Signaling a potential end to a three-year standoff that caused December’s Democratic presidential debate to be moved off the UCLA campus, the union representing thousands of University of California patient-care workers announced a tentative labor agreement Tuesday.
The tentative deal would affect roughly 19,000 workers represented by the American Federation of State, County and Municipal Employees Local 3299. The same union announced a tentative deal last week affecting about 6,000 UC service workers.
“After nearly three years without a contract, AFSCME-represented UC service and patient care workers have now each succeeded in reaching agreements that strengthen middle class career pathways at UC and create enforceable reforms to staffing practices that have been entirely incompatible with UC’s core public mission,” union President Kathryn Lybarger said in a statement.
“This victory is a testament to our members’ commitment to their families, to each other and to the students and patients we are proud to serve each day,” she said.
According to the university, the proposed labor deal with the patient-care workers would include a 6% across-the-board salary increase, annual 3% increases in years 2021-24, along with annual 2% experience-based increases in 2020-34. Service workers would see a 3% increase, plus an experience-based hike, along with annual 3% increases in years 2020-24 and annual 2% experience-based hikes in 2020-24.
“These tentative contracts, achieved through the hard work and good faith efforts of the AFSCME and UC negotiating teams, reflect how critically important UC employees are to meeting our mission,” UC Board of Regents Chairman John Perez said in a statement. “These agreements provide hardworking UC employees with the benefits and protections they deserve, and it moves UC closer to being the kind of employer we need to be.”
The patient-care workers will vote on the proposed agreement Feb. 4 and Feb. 6, according to the union.

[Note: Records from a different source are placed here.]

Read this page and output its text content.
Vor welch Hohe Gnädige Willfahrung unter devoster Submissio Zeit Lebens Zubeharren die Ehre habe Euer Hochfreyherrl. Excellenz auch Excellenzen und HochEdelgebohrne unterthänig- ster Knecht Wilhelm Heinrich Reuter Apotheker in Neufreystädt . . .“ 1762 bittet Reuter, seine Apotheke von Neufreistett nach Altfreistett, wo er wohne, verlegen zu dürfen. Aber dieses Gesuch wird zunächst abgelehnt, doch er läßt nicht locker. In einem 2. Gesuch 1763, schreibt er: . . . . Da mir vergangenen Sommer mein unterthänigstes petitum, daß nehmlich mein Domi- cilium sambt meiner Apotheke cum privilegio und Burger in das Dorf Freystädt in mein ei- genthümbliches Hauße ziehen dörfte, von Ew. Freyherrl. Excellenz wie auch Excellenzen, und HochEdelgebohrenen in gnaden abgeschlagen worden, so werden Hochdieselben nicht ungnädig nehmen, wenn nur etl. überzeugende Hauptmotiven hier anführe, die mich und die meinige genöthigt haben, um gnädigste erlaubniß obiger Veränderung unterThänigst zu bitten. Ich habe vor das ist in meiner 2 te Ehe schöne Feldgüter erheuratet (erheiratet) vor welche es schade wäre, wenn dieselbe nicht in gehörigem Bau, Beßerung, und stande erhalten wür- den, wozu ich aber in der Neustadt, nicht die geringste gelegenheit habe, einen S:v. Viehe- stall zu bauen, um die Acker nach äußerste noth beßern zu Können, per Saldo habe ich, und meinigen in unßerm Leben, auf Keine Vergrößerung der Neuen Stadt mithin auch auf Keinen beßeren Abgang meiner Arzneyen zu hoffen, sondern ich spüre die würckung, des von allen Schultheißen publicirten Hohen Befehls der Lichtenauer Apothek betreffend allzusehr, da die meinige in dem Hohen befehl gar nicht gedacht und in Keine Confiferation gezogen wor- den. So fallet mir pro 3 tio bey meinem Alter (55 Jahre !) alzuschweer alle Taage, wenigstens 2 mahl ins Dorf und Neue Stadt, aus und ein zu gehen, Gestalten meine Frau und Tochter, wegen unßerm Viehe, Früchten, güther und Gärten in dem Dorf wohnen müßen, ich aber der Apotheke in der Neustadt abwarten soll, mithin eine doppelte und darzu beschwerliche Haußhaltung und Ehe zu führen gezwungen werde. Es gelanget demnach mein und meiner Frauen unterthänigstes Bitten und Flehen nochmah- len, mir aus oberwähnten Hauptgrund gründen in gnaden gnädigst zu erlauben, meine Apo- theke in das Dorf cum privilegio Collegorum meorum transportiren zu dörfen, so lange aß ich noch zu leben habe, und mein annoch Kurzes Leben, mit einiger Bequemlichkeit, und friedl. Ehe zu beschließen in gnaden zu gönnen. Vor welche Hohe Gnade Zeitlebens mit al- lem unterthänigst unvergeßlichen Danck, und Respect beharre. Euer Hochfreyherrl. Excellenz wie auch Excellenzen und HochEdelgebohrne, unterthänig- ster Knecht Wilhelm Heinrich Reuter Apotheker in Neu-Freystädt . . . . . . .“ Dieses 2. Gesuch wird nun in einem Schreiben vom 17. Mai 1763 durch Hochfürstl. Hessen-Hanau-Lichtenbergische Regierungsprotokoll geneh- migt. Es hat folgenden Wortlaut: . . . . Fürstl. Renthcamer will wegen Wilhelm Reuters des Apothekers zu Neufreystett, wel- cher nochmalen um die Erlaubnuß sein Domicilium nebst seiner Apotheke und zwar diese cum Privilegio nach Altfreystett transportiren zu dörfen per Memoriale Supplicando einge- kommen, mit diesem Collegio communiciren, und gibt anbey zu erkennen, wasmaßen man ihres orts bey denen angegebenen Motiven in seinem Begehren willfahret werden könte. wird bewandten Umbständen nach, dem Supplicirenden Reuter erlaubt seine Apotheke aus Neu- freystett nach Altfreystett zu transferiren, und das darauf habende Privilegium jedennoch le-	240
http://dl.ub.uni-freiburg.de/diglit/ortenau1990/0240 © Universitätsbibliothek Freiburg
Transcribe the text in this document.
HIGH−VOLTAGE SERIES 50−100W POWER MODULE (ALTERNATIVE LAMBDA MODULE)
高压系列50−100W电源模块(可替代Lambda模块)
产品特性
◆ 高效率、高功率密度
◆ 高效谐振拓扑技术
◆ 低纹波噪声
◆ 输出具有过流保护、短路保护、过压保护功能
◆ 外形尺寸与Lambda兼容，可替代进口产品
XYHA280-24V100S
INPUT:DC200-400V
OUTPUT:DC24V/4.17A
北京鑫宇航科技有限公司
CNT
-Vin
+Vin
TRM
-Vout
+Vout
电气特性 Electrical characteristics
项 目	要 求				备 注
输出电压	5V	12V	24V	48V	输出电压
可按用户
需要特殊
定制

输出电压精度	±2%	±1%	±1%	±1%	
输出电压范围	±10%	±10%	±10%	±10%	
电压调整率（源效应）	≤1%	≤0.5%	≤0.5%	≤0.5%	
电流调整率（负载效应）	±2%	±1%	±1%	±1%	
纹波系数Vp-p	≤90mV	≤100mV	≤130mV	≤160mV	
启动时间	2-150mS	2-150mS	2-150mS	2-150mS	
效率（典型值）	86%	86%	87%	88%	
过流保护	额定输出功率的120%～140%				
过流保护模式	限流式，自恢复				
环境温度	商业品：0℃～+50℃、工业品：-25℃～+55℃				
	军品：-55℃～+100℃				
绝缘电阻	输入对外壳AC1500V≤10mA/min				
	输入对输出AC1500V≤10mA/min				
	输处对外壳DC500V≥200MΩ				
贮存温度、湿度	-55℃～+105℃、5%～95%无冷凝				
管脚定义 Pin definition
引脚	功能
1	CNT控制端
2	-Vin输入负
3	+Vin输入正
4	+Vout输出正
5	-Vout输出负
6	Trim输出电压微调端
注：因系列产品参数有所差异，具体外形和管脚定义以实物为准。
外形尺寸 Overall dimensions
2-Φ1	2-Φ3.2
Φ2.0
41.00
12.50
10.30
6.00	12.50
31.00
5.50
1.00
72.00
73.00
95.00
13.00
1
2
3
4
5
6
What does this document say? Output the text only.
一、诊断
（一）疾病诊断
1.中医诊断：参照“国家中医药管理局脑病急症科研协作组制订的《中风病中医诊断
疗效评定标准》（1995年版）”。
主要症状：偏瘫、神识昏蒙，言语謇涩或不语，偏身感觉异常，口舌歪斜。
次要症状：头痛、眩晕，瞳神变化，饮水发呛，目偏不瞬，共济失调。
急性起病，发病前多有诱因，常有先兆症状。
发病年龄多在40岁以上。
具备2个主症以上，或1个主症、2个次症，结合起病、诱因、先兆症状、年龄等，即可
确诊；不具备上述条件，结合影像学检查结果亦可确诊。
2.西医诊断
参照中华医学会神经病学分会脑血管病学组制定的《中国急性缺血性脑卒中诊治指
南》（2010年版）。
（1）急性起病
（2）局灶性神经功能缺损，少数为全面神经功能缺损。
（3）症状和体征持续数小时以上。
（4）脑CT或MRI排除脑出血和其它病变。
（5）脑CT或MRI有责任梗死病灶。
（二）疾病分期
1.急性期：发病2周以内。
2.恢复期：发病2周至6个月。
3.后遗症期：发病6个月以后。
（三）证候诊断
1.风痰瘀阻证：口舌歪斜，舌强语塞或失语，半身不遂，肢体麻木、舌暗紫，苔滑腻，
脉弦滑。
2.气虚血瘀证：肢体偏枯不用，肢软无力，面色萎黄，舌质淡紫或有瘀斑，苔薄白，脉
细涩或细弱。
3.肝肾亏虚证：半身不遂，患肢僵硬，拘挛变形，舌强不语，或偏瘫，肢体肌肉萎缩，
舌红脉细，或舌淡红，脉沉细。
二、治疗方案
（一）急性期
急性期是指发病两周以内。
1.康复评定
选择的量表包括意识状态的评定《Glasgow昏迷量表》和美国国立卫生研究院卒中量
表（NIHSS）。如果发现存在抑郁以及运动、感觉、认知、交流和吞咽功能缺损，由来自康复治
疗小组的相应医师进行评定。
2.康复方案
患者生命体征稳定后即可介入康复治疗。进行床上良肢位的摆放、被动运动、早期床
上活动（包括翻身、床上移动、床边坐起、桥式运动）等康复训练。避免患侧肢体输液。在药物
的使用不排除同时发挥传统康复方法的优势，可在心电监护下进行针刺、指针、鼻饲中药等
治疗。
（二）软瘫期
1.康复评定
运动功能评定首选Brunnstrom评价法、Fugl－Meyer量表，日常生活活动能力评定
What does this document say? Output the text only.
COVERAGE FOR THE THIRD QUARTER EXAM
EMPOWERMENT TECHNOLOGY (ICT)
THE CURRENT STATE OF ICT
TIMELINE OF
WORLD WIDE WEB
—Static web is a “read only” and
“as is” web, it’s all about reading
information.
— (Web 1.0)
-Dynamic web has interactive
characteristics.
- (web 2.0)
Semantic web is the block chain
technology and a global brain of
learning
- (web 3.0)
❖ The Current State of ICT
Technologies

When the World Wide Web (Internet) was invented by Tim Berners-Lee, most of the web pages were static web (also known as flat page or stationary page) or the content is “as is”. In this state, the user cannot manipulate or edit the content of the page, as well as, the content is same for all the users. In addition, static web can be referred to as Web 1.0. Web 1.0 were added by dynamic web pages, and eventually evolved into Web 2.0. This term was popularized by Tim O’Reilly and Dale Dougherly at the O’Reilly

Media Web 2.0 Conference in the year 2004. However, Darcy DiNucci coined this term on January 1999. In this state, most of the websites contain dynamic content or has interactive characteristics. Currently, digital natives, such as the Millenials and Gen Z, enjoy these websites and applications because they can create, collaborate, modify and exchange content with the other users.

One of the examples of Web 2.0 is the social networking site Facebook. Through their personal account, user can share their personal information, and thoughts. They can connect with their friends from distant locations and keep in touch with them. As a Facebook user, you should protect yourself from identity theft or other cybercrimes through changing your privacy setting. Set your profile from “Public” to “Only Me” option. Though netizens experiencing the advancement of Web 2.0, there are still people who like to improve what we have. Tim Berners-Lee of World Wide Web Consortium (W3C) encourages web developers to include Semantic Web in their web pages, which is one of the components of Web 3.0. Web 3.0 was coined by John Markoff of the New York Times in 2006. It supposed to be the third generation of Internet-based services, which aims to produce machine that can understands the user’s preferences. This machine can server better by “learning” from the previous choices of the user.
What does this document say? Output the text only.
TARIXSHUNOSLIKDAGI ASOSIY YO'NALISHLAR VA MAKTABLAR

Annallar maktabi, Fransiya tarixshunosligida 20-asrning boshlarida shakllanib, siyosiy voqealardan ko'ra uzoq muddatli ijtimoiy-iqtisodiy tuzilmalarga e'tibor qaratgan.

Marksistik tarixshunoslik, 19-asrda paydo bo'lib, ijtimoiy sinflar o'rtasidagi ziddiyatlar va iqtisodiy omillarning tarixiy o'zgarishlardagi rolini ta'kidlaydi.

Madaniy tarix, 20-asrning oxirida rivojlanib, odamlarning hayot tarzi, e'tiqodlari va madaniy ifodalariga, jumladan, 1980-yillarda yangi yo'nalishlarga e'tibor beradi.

The service workers are scheduled to vote on their proposed labor deal on Thursday.
According to the union, the proposed deal with the patient-care workers and also provides “enforceable limits on UC’s ability to outsource service jobs to private contractors.”
The labor dispute made national headlines in December when Democratic presidential candidates vowed not to attend a debate scheduled on the UCLA campus, saying they wanted to honor the union’s continued call for a boycott of UC facilities.
The debate was moved to Loyola Marymount University, where a smaller union dispute briefly threatened the event, but the labor issue was resolved prior to the nationally televised gathering.